Speaking to Reuters in an interview in London, England on Oct. 22, Jeremy Allaire, the chief executive of the Goldman-Sachs backed cryptocurrency startup, Circle, says that the G20 must coordinate on the regulation of cryptocurrencies. So far, the world has been divided on the regulation of the emerging market and major economies have taken divergent routes towards the industry’s rules. The reasons for the different approaches to regulation are varied and range from investor protection, security breaches, price manipulation to outright authoritarian policies.

Allaire said:

“Ultimately there needs to be normalization at the G20 level of critical crypto-related regulatory matters.”

Need for an International Regulatory Standard

The Financial Action Task Force (FATF), a Paris-based international watchdog for money laundering said Oct. 19 that it was going to set up its first regulatory draft on the intersection of digital currencies and criminal activities by June. The step taken by FATF is a big step in introducing international regulatory standards in the young industry that has suffered at the hands of hackers, fraudsters, volatility, and more.

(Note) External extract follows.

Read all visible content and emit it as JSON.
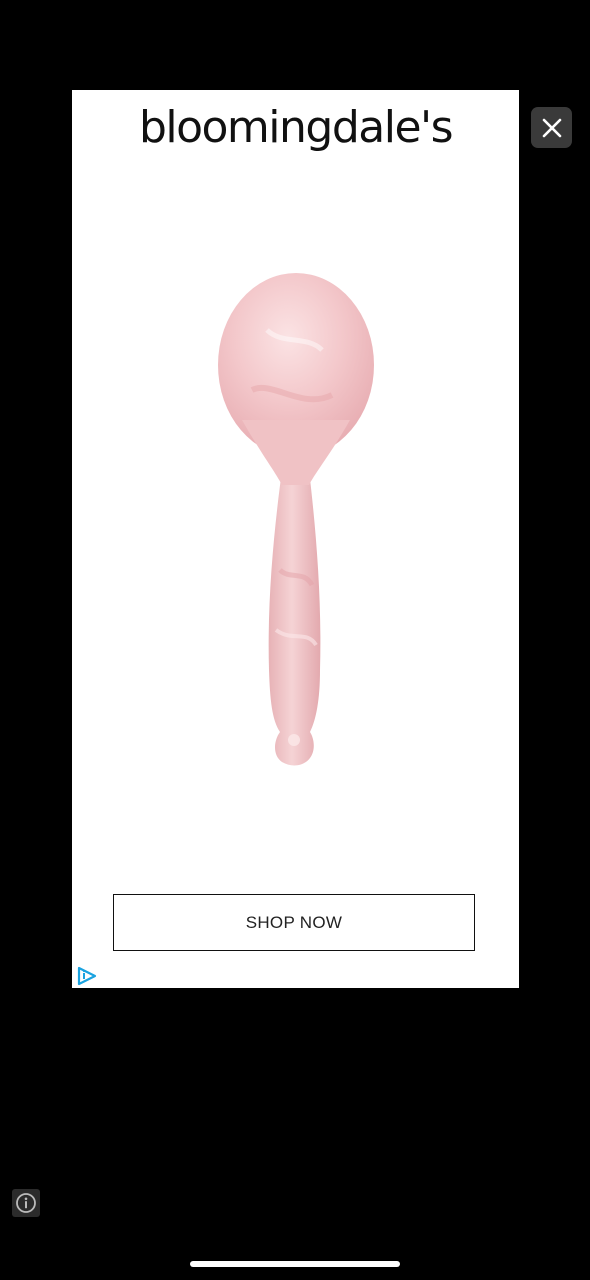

The international watchdog is also of the view that sovereign states must step in to regulate or license cryptocurrency exchanges and related organizations in order to fight the use of virtual cryptocurrency financial crimes such as money laundering and terrorism financing.

Allaire shares the same sentiments and thinks that there should be a clear distinction between tokens which are securities and those that are not. He also says there should be avenues to deal with market manipulation.

He added that:

“When it comes to token offerings, how should they be treated? Which token offerings are securities, which are not? The trading venues – are they like spot commodity markets that need to have rules in place around market manipulation?”

How Countries Differ in Regulation and Adoption

Cryptocurrencies still operate in grey areas across Europe with a few jurisdictions enacting attractive blockchain laws. Switzerland, Malta, and France have moved towards regulating the industry. The UK wants to take a similar stance, and its financial watchdog is closely watching the market.

However, the situation is different in Asia. China enacted a blanket ban on cryptocurrencies and has not changed its position. India, an emerging market with a population of more than a billion people, seems not to be in favor of cryptocurrencies. The state, however, sent a delegation to several countries to see how they regulate cryptocurrencies but even after the trip, the ban on cryptocurrencies is still in force.

Japan has adopted a positive stance on cryptocurrency, and instead of killing the industry with stringent regulation, the country wants to let the market flourish. Japanese cryptocurrency exchanges have been the target of large-scale hacks with Coincheck and Mt. Gox hacks being the best examples.

It remains to be seen when world leaders will pay attention to Allaire’s words and form an international regulatory standard for cryptocurrencies.